Question

Find all the values of:

a. (-i)^i

b. (-1)^i

please help we with this complex variable problem.

Answer 1

(a)
`(-i)^(i)=e^(i \log (-i))=e^(i (\log \lvert -i \rvert +i(\arg (-i)+2\pi n)))=e^{i(0+i(-(\pi )/(2)+2\pi n))}=e^{-(-(\pi)/(2)+2\pi n)}=e^{(\pi)/(2)-2\pi n`, where
`n\in \mathbb{Z}`

(b)
`(-1)^(i)=e^(i \log (-1))=e^(i (\log 1 +i(\pi+2\pi n)))=e^(-(\pi+2\pi n))`, where
`n\in \mathbb{Z}`.

Explanation:

Let's remember the definition of complex exponents. If
`z` is a nonzero complex number and
`c` is a complex number, we define
`z^(c)` by

`z^(c)=e^(c \log z)`

Where the
`\log` function is the complex logarithm function.
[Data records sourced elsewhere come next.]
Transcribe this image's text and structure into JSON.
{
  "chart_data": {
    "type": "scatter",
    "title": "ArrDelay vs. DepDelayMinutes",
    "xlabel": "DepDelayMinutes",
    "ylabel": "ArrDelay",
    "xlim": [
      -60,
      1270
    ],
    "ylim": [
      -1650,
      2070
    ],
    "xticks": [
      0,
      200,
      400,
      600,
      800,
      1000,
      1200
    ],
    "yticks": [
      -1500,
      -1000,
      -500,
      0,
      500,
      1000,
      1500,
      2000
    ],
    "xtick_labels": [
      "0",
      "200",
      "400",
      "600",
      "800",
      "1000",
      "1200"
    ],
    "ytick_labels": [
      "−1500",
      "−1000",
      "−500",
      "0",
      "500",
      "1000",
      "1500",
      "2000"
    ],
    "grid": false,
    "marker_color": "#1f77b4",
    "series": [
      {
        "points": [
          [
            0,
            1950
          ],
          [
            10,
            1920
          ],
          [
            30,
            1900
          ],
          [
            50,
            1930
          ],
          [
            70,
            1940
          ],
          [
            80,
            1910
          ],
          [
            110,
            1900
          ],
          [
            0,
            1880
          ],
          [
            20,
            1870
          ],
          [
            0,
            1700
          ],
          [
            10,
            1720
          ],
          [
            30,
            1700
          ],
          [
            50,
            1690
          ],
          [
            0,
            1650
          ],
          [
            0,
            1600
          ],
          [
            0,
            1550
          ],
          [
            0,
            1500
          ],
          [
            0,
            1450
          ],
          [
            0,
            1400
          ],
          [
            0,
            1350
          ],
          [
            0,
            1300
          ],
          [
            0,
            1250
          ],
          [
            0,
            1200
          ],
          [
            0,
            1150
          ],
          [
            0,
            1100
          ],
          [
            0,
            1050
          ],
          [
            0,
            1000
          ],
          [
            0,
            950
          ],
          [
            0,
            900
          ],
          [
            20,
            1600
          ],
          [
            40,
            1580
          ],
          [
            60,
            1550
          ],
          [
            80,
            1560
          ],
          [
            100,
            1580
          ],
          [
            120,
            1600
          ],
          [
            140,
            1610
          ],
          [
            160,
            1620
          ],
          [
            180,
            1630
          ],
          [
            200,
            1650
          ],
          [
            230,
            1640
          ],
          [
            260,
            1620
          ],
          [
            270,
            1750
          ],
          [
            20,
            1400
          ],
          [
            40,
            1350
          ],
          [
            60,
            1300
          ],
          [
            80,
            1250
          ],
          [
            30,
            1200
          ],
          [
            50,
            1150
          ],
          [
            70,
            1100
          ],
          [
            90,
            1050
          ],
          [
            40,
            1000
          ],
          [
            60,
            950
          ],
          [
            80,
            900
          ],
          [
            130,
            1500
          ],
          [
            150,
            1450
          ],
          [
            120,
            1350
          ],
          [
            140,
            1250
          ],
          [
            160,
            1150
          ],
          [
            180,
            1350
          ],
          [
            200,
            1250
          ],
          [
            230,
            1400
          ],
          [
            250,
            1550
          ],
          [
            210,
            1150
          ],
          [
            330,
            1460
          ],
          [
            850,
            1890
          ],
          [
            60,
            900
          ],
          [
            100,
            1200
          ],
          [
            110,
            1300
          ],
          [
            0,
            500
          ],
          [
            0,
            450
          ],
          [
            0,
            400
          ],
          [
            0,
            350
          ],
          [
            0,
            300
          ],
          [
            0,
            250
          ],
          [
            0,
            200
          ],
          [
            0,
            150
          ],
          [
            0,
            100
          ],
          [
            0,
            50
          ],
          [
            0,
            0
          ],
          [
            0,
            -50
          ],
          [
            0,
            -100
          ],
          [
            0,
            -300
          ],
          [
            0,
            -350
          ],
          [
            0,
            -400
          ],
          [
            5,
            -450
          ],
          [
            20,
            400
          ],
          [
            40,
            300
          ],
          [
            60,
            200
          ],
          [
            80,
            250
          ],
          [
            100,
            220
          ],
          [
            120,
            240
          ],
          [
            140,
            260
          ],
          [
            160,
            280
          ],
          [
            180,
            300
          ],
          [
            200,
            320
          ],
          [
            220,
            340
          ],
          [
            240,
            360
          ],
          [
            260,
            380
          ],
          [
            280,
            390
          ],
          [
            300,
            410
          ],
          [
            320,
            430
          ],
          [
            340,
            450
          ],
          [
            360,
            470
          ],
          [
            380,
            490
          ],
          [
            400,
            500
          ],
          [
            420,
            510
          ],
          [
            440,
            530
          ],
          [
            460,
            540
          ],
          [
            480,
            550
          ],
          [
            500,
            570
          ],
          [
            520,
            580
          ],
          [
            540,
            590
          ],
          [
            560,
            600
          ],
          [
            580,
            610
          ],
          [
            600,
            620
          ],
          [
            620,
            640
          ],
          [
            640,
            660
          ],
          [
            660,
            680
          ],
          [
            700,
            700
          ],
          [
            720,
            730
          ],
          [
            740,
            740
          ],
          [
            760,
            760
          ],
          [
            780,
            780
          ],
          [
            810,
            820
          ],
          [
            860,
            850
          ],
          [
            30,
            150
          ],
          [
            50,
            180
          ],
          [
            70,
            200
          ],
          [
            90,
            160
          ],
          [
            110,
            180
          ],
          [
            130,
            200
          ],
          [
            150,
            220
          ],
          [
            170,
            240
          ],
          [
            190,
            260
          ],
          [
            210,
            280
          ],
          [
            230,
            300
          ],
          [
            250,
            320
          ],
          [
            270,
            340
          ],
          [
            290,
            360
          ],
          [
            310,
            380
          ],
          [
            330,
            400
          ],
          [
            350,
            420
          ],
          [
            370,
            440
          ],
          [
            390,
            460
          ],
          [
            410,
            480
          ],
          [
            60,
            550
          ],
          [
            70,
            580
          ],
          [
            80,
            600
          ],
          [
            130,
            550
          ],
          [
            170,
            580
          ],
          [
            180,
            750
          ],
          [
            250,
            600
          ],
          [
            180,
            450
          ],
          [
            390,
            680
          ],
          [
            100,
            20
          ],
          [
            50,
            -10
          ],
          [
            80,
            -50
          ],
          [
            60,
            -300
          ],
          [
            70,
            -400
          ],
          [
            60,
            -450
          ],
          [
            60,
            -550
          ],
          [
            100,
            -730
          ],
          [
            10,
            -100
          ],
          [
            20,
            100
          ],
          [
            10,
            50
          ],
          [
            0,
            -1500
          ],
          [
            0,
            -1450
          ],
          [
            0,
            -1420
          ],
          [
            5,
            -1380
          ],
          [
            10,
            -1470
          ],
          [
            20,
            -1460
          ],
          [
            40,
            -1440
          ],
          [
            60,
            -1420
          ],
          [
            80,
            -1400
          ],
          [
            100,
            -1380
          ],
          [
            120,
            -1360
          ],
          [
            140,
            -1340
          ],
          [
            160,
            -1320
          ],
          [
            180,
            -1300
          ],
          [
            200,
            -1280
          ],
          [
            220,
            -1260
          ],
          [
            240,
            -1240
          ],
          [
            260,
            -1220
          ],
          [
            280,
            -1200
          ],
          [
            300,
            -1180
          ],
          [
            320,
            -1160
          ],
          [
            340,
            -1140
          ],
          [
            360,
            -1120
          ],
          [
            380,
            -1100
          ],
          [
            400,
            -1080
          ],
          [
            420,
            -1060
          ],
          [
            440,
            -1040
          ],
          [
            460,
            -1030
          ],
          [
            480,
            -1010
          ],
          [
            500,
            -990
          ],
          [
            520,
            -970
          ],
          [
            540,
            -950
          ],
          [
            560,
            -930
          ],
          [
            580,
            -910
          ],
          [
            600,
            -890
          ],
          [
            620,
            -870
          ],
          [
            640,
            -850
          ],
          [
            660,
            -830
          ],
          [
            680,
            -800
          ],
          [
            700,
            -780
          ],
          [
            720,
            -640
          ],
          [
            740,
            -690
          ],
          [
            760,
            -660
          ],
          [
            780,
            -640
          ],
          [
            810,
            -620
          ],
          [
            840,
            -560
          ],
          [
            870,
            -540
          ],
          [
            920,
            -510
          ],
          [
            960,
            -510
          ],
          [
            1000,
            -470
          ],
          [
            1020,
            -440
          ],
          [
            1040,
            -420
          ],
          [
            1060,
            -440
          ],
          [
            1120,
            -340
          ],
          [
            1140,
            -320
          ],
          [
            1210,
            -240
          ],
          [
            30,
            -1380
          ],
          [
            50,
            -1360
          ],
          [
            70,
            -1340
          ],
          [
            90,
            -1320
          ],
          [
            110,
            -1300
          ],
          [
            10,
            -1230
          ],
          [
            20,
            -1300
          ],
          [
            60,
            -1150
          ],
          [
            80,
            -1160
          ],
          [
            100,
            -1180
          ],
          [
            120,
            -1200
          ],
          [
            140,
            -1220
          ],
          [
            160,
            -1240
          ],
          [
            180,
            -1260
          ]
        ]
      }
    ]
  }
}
That is to say,
`\log z=\log \lvert z\rvert + i(\arg z+2\pi n)`, where
`n\in \mathbb{Z}`. With this in mind we can calculate the given powers as follows:

(a)
`(-i)^(i)=e^(i \log (-i))=e^(i (\log \lvert -i \rvert +i(\arg (-i)+2\pi n)))=e^{i(0+i(-(\pi )/(2)+2\pi n))}=e^{-(-(\pi)/(2)+2\pi n)}=e^{(\pi)/(2)-2\pi n`, where
`n\in \mathbb{Z}`

(b)
`(-1)^(i)=e^(i \log (-1))=e^(i (\log 1 +i(\pi+2\pi n)))=e^(i(0+i(\pi +2\pi n)))=e^(-(\pi+2\pi n))`, where
`n\in \mathbb{Z}`.

This are all the values of the given powers.